O evento reuniu 70 reitores brasileiros e 64 reitores africanos de mais de 30 países, promovendo a colaboração acadêmica entre Brasil e África.

Defendendo a relevância das instituições de ensino superior, o presidente afirmou que a extrema-direita não aceita a autonomia universitária, acusando esses grupos de tentarem silenciar professores e estudantes.

"Setores extremistas negam a ciência e censuram as artes, transformando as salas de aula em ferramentas de doutrinação", relatou Lula, ressaltando a conexão entre o ambiente universitário e as lutas sociais e anticoloniais.

O presidente também destacou a importância da inteligência artificial, frisando que, embora a tecnologia seja crucial, a concentração de poder em poucas mãos é alarmante. "O colonialismo digital representa uma ameaça real e imediata", afirmou.

Segundo Lula, o Plano Brasileiro de Inteligência Artificial destina 20 milhões de dólares para iniciativas colaborativas com países da África, Ásia e América Latina, além de 10 milhões para compartilhamento de infraestrutura de IA.
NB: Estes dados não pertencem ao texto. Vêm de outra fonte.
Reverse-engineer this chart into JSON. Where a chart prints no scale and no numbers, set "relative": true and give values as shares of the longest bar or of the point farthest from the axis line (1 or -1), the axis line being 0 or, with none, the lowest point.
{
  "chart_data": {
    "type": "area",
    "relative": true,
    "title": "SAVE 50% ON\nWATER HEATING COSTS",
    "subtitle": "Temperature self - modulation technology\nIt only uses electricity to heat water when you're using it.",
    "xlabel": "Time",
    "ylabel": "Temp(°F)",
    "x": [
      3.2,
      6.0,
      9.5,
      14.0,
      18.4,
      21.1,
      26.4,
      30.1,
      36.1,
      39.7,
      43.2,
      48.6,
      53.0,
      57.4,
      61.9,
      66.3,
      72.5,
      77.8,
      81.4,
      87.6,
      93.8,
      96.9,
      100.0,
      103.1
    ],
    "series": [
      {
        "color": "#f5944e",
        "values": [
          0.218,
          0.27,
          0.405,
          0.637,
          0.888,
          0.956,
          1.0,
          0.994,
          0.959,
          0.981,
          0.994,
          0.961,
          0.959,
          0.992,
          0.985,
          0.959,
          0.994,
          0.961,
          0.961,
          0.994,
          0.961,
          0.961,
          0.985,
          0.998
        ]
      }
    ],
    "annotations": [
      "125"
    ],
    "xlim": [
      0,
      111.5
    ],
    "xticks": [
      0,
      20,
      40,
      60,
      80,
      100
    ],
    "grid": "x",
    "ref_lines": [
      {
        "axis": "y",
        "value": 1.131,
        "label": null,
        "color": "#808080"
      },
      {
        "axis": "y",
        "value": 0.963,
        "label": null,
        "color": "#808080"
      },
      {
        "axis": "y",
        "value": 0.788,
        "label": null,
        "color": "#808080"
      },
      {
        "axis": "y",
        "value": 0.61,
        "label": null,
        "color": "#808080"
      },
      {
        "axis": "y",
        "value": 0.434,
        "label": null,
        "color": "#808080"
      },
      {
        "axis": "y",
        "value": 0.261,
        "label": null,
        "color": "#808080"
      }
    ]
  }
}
"O Brasil possui um compromisso histórico com a África", reiterou, enfatizando a importância do fórum como um passo significativo para fortalecer a cooperação educacional.

Ao concluir, Lula refletiu sobre a relação entre conflitos internacionais e a fragilidade do multilateralismo, citando a guerra no Irã como exemplo da falta de diálogo global e criticando a desvalorização de organismos internacionais como a ONU, a Unesco e a OMS.